Lilia coughs up more blood choking on what could have been a laugh, silent and racking her frame, and her lips curve upward into a smile as her eyes close, her skin still bathed in steady, calm blue light.

Zorya rests her fingers against Lilia’s throat, feeling the fading beat of her pulse against her fingertips and breathes in sharply, looking down at the girl cradled in her arms. Stupid, stupid, impossibly brave, dead girl, throwing this all on her when all she has left to give is that promise and a secret. Not her biggest, because wouldn’t that be just a way to crush the last of a dying girl’s hope, and even with every other mistake she’s made in a chain of mistakes as long as her life, every single fucking mistake she’s ever made coming back to bite her in the ass, she won’t make that one.

“My name was Alexia Laskaris,” she says, quietly, not even sure if Lilia can hear her anymore and isn’t even fucking sure why she’s doing this because it doesn’t make a difference in the end. Possibilities, maybe, for what could have been, all those doors that just slammed closed and maybe she owes the girl a little honesty, here at the end. Won’t balance out anything. It never would.

One breath, faltering, two breaths, barely more than a sip of air strangled by blood no matter how she fights for it, Lilia’s slender chest rises and falls shallowly, and doesn’t rise again, and the light of her magic fades into nothing. And just like that, Zorya thinks bitterly, for all that Lilia fought her entire life, even fought to breathe for even a moment more at the end, she’s gone, leaving everything to her. A fragile hope and a smile that’s forever frozen and yet another dead girl in a chain of too many, too many dead children and a future that couldn’t possibly be worth keeping now.

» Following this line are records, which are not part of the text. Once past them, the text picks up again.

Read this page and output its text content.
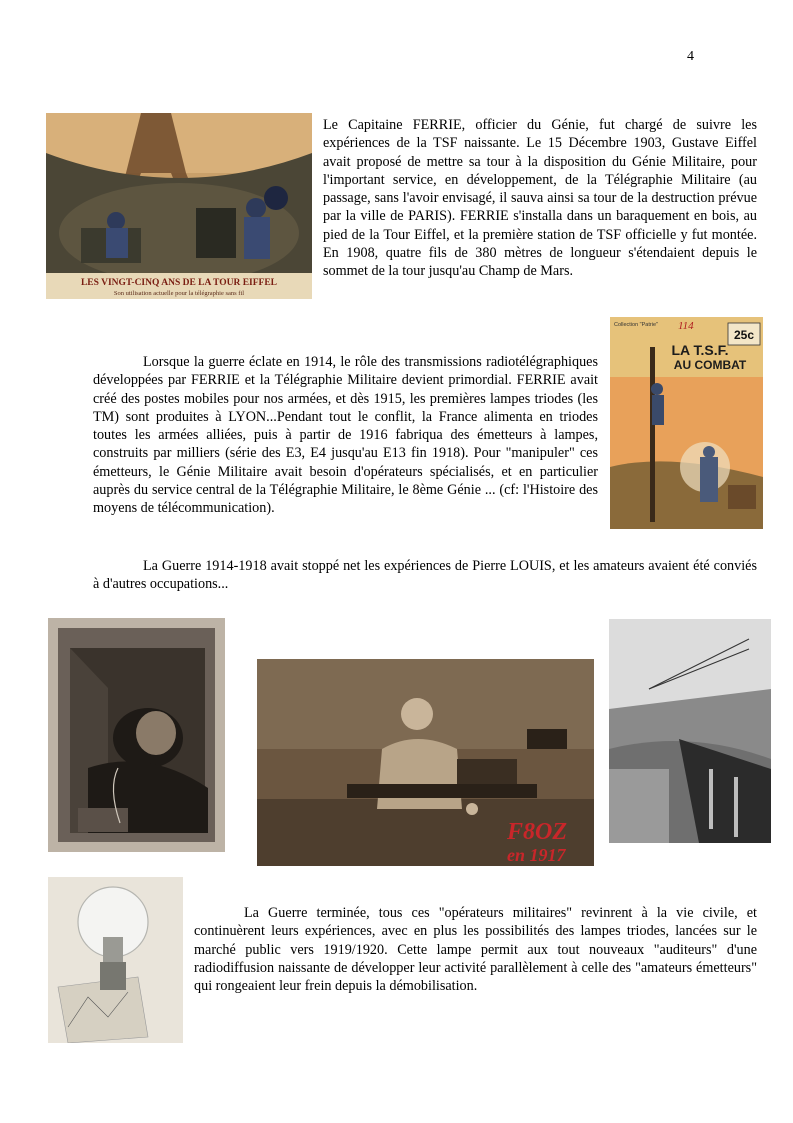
4
LES VINGT-CINQ ANS DE LA TOUR EIFFEL
Son utilisation actuelle pour la télégraphie sans fil

Le Capitaine FERRIE, officier du Génie, fut chargé de suivre les expériences de la TSF naissante. Le 15 Décembre 1903, Gustave Eiffel avait proposé de mettre sa tour à la disposition du Génie Militaire, pour l'important service, en développement, de la Télégraphie Militaire (au passage, sans l'avoir envisagé, il sauva ainsi sa tour de la destruction prévue par la ville de PARIS). FERRIE s'installa dans un baraquement en bois, au pied de la Tour Eiffel, et la première station de TSF officielle y fut montée. En 1908, quatre fils de 380 mètres de longueur s'étendaient depuis le sommet de la tour jusqu'au Champ de Mars.

Collection "Patrie" 114
25c
LA T.S.F.
AU COMBAT

Lorsque la guerre éclate en 1914, le rôle des transmissions radiotélégraphiques développées par FERRIE et la Télégraphie Militaire devient primordial. FERRIE avait créé des postes mobiles pour nos armées, et dès 1915, les premières lampes triodes (les TM) sont produites à LYON...Pendant tout le conflit, la France alimenta en triodes toutes les armées alliées, puis à partir de 1916 fabriqua des émetteurs à lampes, construits par milliers (série des E3, E4 jusqu'au E13 fin 1918). Pour "manipuler" ces émetteurs, le Génie Militaire avait besoin d'opérateurs spécialisés, et en particulier auprès du service central de la Télégraphie Militaire, le 8ème Génie ... (cf: l'Histoire des moyens de télécommunication).

La Guerre 1914-1918 avait stoppé net les expériences de Pierre LOUIS, et les amateurs avaient été conviés à d'autres occupations...

F8OZ
en 1917

La Guerre terminée, tous ces "opérateurs militaires" revinrent à la vie civile, et continuèrent leurs expériences, avec en plus les possibilités des lampes triodes, lancées sur le marché public vers 1919/1920. Cette lampe permit aux tout nouveaux "auditeurs" d'une radiodiffusion naissante de développer leur activité parallèlement à celle des "amateurs émetteurs" qui rongeaient leur frein depuis la démobilisation.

Stupid, stupid, brave, brilliant girl, who maybe she could have loved in a few years, or maybe she had loved her more than a little, but it makes absolutely no fucking difference now. There’s nothing left of the girl but an empty shell that Zorya considers for a moment just torching and letting the wind carry the ashes, fuck it, they all go back to ashes in the end anyway, so why not?

Zorya was certain that she had forgotten how to cry when everything truly human about her had burned to ash and memory, long years of being too numb and angry to cry even when the stars fell and the world burned and ended: she scrubs at her eyes with one hand, expecting nothing but dry skin and regret, and finds that she is still human enough to weep.